The protesters marched to the parliament building in a move to keep up pressure on President Viktor Yanukovich to relinquish some of his presidential powers.
 
But when they were blocked by a line of trucks about 100 meters short of the building, the protesters hurled stones at police, a Reuters witness said, and petrol bombs set two trucks ablaze.
 
Police replied by firing stun and smoke grenades from trucks and from the tops of buildings to try to break up the crowd.
 
Ukrainian television said five protesters had been hurt in the clashes.
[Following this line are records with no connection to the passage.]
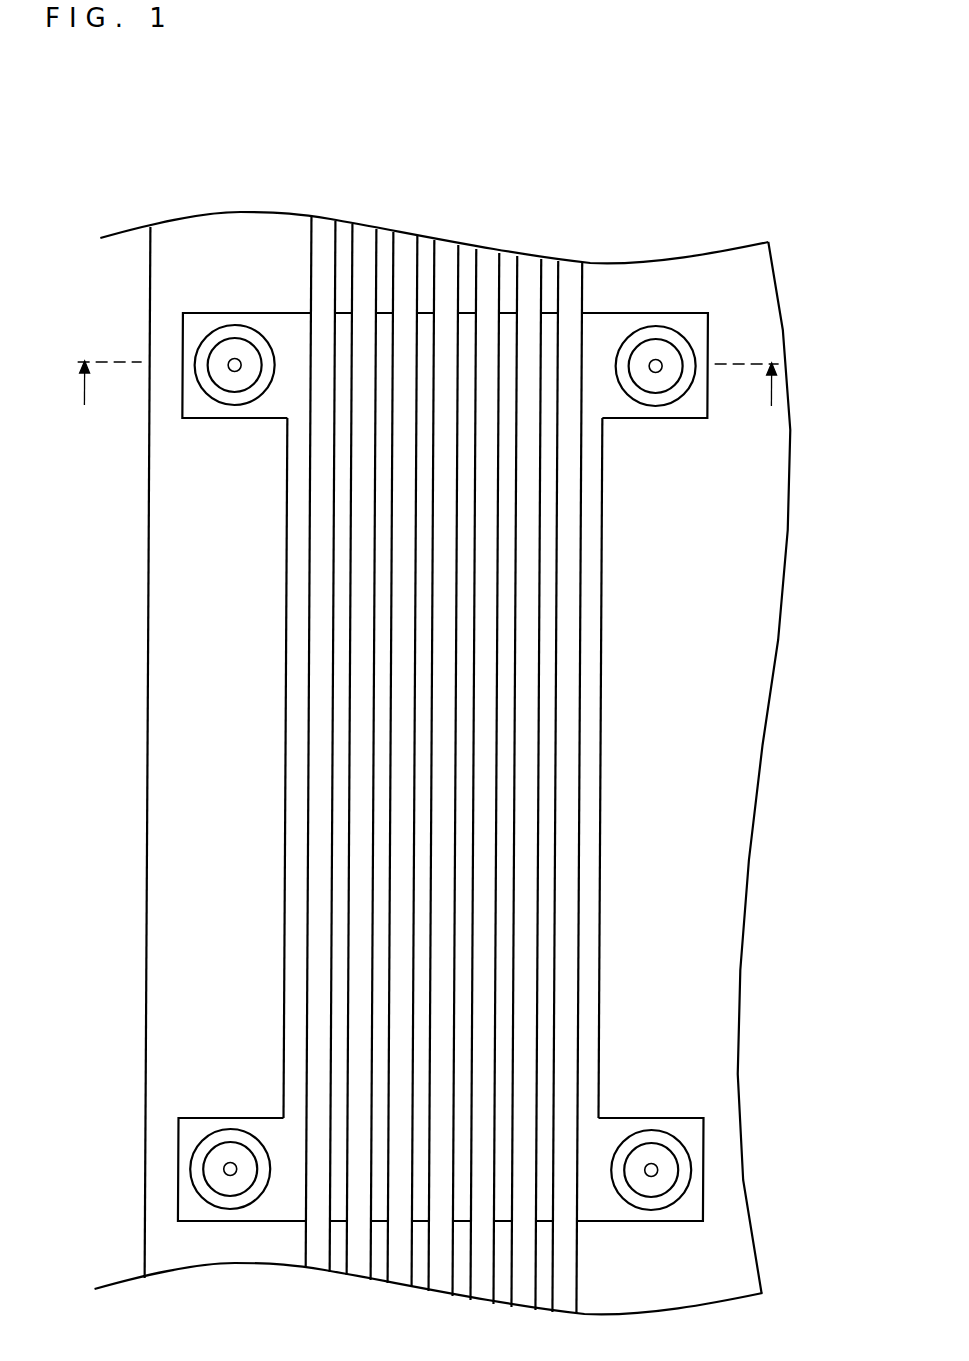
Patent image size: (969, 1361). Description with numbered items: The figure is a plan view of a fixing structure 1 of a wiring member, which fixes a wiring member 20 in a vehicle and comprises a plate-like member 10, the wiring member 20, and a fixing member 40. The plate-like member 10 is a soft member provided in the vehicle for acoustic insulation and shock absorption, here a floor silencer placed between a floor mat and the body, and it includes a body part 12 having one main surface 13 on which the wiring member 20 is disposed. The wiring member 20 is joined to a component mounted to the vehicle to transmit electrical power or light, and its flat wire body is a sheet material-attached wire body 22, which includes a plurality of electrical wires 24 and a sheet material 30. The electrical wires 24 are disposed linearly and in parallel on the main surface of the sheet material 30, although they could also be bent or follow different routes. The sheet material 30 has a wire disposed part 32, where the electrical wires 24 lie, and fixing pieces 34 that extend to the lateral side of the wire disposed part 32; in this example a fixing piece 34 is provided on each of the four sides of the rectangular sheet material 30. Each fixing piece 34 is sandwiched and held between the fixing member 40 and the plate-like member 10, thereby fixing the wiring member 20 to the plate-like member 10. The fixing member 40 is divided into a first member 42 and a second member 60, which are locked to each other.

The fixing structure of the wiring member 1 is at (140, 131).
The plate-like member 10 is at (143, 635).
The body part 12 is at (750, 760).
The one main surface 13 is at (172, 753).
The wiring member 20 is at (525, 765).
The sheet material-attached wire body 22 is at (658, 505).
The electrical wire 24 is at (528, 570).
The sheet material 30 is at (593, 522).
The wire disposed part 32 is at (295, 787).
The fixing piece 34 is at (258, 406).
The fixing member 40 is at (236, 326).
The first member 42 is at (700, 1158).
The second member 60 is at (690, 1179).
The report could not immediately be confirmed.
 
Inside parliament, opposition leaders brought proceedings to a halt by blocking the speaker's tribune and insisting that deputies discuss their call for constitutional changes that would curb Yanukovich's powers.
 
Yanukovich has been battling an opposition-led street revolt since he walked away from a trade pact with the European Union in November and opted instead for forging closer economic ties with Russia, Ukraine's Soviet-era master.
 
Opposition leaders are pressing him to accept curbs on his powers that would allow them to form an independent government to end the street unrest, now in its third month, and to save the economy from collapse.
 
Russian aid
 
Yanukovich, who must soon name his choice for a new prime minister, got a boost on Monday when Moscow said it would give Kiev a fresh cash injection this week of $2 billion – part of a $15 billion aid package to shore up a heavily indebted economy.
 
News of the fresh credit from Russia failed to have an immediate effect on the currency market and the troubled Ukrainian hryvnia fell by up to 1.6 percent against the dollar in early Tuesday trade, Reuters trading system showed.
 
In what has become a geo-political tussle redolent of the Cold War, the United States and its Western allies are urging Yanukovich to turn back to Europe and the prospect of an IMF-supported recovery, while Russia accuses them of meddling.
 
Thousands of protesters have turned Kiev city center into a fortified camp, surrounded by barricades of tires, sandbags and barbed wire. They say they will not withdraw until Yanukovich has made real concessions.
 
At least six people have died in the unrest, though there had been no violent clashes between radicals and riot police for more than three weeks.
 
"We announced that we wanted to hold a peaceful march but they (the police) are stopping us. The authorities on the one hand are saying they want obstacles removed from the center but now they are stopping people going to parliament," said one protester, Yury Lutsenko.
 
"In circumstances like that, clashes are inevitable."